IM NAMEN DER REPUBLIK!

Das Bundesverwaltungsgericht erkennt durch den Richter Mag. Michael FUCHS-ROBETIN über die Beschwerde von XXXX , Erziehungsberechtigter der mj. XXXX , vertreten durch Dr. ZSIZSIK & Dr. PRATTES Rechtsanwälte OG, Hauptplatz 23, 86 Bruck an der Mur, gegen den Bescheid der Bildungsdirektion für Steiermark vom 11.06.2021, Zl. 621231/31-2021, zu Recht:

A)

Der angefochtene Bescheid wird ersatzlos behoben

B)

Die Revision ist gemäß Art. 133 Abs. 4 B-VG zulässig.



Text


Entscheidungsgründe

I. Verfahrensgang

1. Am 03.03.2021 zeigte der erziehungsberechtigte Beschwerdeführer mittels Formularblatt die Teilnahme seiner am XXXX geborenen Tochter XXXX (Kind) am häuslichen Unterricht für das Schuljahr 2021/2022 an.

2. Mit Schreiben vom 25.03.2021 forderte die belangte Behörde den Beschwerdeführer auf, seine Anzeige vom 03.03.2021 zu verbessern, indem er das Ergebnis einer MIKA-D-Testung vorlege. Dazu wurde ihm eine Frist von zwei Wochen ab Zustellung eingeräumt.

3. Diesem Verbesserungsauftrag kam der Beschwerdeführer nicht nach.

4. Mit dem angefochtenen Bescheid wies die belangte Behörde die gegenständliche Anzeige zur Teilnahme am häuslichen Unterricht gemäß § 13 Abs. 3 AVG i.V.m. § 11 Abs. 2a Schulpflichtgesetz (SchPflG) zurück (Spruchteil 1.), ordnete an, dass das Kind seine Schulplicht im Schuljahr 2021/2022 an einer öffentlichen oder mit dem Öffentlichkeitsrecht ausgestatteten Schule mit gesetzlich geregelter Schulartbezeichnung zu erfüllen habe (Spruchteil 2.) und schloss die aufschiebende Wirkung einer rechtzeitig eingebrachten und zulässigen Beschwerde aus (Spruchteil 3.).

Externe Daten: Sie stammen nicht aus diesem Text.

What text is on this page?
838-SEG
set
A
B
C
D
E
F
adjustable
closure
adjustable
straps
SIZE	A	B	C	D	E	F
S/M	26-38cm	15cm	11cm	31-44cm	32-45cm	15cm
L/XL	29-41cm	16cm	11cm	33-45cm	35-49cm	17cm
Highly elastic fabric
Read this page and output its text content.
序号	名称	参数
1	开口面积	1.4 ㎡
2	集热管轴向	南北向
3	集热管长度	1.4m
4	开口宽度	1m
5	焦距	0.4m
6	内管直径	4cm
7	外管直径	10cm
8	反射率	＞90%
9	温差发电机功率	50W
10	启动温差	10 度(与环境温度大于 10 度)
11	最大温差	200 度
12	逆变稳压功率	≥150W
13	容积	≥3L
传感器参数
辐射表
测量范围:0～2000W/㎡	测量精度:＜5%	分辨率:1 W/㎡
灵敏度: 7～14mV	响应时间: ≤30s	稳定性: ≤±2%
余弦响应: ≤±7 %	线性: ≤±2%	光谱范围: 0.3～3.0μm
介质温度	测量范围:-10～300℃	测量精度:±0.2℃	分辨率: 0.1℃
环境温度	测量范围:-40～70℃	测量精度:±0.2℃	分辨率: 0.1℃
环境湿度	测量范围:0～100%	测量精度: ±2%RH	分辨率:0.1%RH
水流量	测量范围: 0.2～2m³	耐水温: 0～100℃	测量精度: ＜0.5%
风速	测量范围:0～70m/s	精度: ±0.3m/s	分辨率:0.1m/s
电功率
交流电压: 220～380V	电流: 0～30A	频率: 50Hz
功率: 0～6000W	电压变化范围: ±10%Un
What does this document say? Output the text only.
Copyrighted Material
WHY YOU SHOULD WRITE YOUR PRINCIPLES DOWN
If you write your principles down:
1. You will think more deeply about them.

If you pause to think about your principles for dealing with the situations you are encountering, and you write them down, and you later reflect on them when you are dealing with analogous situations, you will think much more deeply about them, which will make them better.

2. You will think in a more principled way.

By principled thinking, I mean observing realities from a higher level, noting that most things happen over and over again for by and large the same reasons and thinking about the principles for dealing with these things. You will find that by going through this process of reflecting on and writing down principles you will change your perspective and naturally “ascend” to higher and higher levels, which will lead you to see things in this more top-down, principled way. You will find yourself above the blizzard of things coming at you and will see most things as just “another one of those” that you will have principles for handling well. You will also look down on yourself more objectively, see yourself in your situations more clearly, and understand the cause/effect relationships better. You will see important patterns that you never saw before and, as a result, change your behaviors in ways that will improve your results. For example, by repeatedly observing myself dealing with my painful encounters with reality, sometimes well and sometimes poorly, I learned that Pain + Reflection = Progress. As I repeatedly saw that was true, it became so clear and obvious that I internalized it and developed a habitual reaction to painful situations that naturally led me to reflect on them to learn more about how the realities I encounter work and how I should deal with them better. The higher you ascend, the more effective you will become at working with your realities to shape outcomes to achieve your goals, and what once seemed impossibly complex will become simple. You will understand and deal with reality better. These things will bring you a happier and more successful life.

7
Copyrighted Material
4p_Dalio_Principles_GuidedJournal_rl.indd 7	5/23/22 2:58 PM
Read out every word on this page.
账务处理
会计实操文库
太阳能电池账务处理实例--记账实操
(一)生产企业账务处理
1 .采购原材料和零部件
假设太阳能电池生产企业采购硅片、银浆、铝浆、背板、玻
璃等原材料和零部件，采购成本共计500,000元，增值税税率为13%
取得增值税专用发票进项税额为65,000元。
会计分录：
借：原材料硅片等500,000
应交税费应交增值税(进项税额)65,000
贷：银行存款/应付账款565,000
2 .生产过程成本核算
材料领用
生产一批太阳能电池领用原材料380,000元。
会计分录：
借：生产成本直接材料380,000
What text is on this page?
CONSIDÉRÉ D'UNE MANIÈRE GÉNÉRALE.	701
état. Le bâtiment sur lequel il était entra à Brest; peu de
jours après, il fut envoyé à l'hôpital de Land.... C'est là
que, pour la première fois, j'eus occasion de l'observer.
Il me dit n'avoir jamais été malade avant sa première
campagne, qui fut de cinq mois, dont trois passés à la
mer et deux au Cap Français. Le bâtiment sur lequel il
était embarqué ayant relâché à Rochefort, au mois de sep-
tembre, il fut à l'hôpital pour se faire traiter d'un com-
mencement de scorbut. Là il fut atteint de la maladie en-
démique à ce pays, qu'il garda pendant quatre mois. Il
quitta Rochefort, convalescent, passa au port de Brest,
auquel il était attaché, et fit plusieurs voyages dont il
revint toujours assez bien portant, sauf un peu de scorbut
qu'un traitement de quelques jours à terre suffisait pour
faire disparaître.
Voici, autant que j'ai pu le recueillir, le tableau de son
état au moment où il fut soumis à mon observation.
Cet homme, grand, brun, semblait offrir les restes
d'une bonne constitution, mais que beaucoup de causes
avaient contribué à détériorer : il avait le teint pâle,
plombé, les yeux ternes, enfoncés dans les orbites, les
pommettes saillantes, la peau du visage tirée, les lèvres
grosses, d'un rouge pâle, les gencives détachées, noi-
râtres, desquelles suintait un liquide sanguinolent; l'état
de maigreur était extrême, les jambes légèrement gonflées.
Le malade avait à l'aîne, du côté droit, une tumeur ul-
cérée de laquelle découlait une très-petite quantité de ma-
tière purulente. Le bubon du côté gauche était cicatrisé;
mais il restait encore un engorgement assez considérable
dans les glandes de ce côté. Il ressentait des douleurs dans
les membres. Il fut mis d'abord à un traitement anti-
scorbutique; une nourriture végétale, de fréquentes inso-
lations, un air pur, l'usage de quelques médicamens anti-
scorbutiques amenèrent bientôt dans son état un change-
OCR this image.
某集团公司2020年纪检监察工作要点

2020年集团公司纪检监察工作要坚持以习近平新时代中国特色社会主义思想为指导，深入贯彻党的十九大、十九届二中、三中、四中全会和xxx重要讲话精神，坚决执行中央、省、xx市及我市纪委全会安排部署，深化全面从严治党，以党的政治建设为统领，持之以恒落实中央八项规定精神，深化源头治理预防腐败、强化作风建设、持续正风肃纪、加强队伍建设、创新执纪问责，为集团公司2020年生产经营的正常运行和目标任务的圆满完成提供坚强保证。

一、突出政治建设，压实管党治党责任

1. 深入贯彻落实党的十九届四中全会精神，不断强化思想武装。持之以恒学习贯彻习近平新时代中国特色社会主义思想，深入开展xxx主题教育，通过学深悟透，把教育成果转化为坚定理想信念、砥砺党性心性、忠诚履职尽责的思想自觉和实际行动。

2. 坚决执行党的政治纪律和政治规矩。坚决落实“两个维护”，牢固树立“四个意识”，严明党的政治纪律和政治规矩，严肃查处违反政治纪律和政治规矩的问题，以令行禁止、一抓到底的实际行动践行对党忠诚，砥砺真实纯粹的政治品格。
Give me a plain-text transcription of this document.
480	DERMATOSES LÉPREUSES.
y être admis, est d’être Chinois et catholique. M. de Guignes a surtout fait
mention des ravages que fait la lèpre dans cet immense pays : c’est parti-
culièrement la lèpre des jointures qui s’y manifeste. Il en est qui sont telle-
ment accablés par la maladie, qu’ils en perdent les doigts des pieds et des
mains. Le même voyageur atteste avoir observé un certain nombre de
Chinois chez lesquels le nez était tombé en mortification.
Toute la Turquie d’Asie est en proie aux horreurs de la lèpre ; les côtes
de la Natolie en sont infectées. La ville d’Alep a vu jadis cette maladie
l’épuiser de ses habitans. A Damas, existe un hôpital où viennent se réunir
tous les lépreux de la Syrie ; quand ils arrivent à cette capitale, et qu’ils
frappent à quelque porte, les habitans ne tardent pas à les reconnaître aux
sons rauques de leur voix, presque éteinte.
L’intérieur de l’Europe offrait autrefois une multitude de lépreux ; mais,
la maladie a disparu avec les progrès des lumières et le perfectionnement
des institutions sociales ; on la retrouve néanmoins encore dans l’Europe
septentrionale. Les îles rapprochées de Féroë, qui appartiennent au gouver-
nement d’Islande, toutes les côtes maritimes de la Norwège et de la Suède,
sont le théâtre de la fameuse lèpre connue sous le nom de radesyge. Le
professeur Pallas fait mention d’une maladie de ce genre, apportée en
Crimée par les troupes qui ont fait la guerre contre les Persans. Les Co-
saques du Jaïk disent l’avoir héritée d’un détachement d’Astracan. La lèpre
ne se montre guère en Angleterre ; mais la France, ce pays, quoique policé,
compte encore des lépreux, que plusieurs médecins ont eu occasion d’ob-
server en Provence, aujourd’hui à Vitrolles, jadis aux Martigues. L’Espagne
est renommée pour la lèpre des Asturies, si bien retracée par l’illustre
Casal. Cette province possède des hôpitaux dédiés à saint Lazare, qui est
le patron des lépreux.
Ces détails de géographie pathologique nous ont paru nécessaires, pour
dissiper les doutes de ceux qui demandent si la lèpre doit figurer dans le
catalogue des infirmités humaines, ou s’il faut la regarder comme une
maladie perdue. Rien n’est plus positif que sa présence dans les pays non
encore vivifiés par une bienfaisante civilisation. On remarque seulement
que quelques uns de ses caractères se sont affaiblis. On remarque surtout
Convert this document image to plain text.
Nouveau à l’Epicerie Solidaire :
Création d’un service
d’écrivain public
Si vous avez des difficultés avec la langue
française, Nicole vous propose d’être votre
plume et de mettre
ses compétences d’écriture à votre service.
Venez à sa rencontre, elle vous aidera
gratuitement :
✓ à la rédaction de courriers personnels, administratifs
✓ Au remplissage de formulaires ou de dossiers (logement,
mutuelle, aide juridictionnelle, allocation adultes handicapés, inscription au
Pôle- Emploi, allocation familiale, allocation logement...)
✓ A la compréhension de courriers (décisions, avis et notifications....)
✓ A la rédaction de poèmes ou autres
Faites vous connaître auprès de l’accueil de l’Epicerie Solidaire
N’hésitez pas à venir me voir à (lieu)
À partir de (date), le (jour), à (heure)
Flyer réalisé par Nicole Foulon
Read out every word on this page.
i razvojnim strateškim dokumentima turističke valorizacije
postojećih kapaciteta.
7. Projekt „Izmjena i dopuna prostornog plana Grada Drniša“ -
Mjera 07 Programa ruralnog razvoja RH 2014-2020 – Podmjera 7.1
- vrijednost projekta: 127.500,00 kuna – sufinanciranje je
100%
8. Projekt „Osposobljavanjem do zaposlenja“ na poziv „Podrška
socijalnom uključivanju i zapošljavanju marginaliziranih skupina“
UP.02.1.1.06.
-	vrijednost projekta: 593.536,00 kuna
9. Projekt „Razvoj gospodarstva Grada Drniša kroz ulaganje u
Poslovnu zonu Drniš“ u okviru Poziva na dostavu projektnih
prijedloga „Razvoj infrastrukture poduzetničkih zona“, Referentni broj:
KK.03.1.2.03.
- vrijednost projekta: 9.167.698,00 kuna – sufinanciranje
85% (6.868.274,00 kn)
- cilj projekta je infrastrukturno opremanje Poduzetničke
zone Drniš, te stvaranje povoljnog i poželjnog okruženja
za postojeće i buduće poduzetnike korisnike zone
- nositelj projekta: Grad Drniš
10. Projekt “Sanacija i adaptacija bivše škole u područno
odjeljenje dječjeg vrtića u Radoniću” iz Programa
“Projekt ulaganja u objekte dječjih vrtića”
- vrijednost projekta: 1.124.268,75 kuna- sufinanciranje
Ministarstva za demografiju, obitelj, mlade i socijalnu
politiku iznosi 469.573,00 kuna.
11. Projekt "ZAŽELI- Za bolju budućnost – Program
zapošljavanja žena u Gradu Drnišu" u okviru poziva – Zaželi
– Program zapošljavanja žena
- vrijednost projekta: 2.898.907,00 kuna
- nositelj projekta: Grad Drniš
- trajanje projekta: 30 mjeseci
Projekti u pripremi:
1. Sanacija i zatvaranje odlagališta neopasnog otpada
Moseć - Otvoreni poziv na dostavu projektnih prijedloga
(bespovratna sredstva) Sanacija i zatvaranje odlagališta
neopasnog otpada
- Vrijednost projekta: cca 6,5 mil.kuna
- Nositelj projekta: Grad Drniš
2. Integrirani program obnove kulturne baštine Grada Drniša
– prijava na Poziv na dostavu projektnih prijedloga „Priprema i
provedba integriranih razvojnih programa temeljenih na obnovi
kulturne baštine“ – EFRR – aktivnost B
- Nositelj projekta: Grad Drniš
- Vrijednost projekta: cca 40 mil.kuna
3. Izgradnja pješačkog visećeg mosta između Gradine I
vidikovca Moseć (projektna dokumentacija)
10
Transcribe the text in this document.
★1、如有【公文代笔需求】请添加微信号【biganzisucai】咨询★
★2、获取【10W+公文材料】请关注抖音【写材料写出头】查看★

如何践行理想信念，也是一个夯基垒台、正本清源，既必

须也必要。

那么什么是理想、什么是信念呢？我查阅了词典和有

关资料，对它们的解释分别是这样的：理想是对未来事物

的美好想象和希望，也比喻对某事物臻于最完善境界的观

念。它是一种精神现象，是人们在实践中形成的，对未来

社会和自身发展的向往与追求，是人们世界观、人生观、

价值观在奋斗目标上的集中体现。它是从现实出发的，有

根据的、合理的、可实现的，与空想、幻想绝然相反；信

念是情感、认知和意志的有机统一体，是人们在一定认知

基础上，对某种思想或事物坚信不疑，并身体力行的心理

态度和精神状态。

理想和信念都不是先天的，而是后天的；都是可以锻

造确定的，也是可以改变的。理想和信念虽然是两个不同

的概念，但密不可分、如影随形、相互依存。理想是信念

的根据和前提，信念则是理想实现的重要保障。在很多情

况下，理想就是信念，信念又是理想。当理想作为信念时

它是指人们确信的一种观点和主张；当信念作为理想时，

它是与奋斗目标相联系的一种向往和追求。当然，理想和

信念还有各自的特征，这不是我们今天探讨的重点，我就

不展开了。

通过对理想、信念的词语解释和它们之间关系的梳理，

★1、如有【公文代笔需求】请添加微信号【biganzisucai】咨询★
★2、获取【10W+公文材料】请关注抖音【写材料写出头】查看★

Begründend wird im Wesentlichen ausgeführt, dass aus dem Wortlaut des § 11 Abs. 2a SchPflG hervorgehe, dass Schüler, die einen Deutschförderkurs gemäß § 8h Abs. 3 SchOG zu besuchen haben, ihre Schulpflicht jedenfalls für die Dauer des Bedarfs dieser besonderen Sprachförderung in einer öffentlichen oder mit dem Öffentlichkeitsrecht ausgestatteten Schule mit gesetzlich geregelter Schulartbezeichnung zu erfüllen haben.

Da zum Zeitpunkt der gegenständlichen Anzeige keine Testung vorgelegen sei und dieser Mangel auch auf Aufforderung nicht fristgerecht behoben worden sei, sei die Anzeige nach fruchtlosem Ablauf dieser Frist zurückzuweisen gewesen.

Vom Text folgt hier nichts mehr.